While the launch date of the first MacIntel is getting everyday closer, we keep asking ourselves how Apple will manage to protect its OSX system from hackers who will look for solutions to install OSX x86 on non-Mac certified PC.
If you look at It history, it is quite clear that fighting against the wind does not help much, whatever protections Apple will install, there will always be a solution to run OSX x86 on a standard PC; it is only a matter of time, and motivation (meaning that the price difference between MacIntel and similarly equipped PC will be big)
So how to prevent such a move?
- Apple can sell its OSX x86 to PC users, but if this possibility can indeed become true in the future, for a short-term period it remains unlikely. Indeed, it would imply a direct fight with the dominating PC OS: Windows, in other word, a direct fight with Microsoft, a company with a financial strength leaving competitors in the dust.
- Apple could release a time- or features-limited, or even demo version of OSX x86 to PC users in order to convince them to migrate to MacIntel; but it would also make hackers’ work easier in their goal to turn such limited version into a full features version.
So despite of using a brand new and robust protection system ready to resist for months and requiring weeks of work for hackers to crack it again for every system update; Apple has to find other ways to make OSX x86 more attractive when used on a MacIntel than when used on a PC; without starting an opened competition with Microsoft… not an easy task for sure.
But there is a solution.
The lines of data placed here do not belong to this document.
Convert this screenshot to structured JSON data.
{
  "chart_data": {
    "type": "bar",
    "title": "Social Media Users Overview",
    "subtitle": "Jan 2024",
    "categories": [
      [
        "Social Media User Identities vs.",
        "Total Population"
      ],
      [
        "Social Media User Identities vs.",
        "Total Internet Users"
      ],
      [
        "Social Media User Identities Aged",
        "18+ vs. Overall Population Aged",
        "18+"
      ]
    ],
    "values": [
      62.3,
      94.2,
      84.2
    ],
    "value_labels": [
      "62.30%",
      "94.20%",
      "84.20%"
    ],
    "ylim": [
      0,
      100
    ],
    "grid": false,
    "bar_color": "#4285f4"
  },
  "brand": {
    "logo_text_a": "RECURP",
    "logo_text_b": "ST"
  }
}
And one has to go back in Apple’s history, and more precisely at the time when Apple bought NeXT. To build MacOSX, Apple has been using OpenStep that was then renamed the « Yellow Box » and further evolved to become Cocoa as we know it today. At that time, the Yellow Box was compatible with Windows.
Now if you consider that Apple has been developing OSX x86 in parallel to all OSX PPC versions, one could easily think that the same thing could have been done with the Yellow Box. If one keeps going with this hypothesis, it could imagine Apple to deliver a developing environment compatible with Windows, and able to run Cocoa-based application.
This solution would have many advantages:
- It would give a « taste » of OSX to PC users, without providing the entire foundation parts of OSX.
- It would make installation of a cracked version of OSX x86 useless, and potentially instable, at least as unstable as XP in some cases.
- It could attract Windows developers who could really make Mac AND PC software easily.
- And finally it could convert PC users after being using OSX applications via the Yellow Box to migrate to MacIntel. It could be even more efficient than an opened fight against Microsoft.
Of course such hypothesis remains purely speculative, but it is part of our current though with the future MacIntel planned for 2006, and potentially early 2006.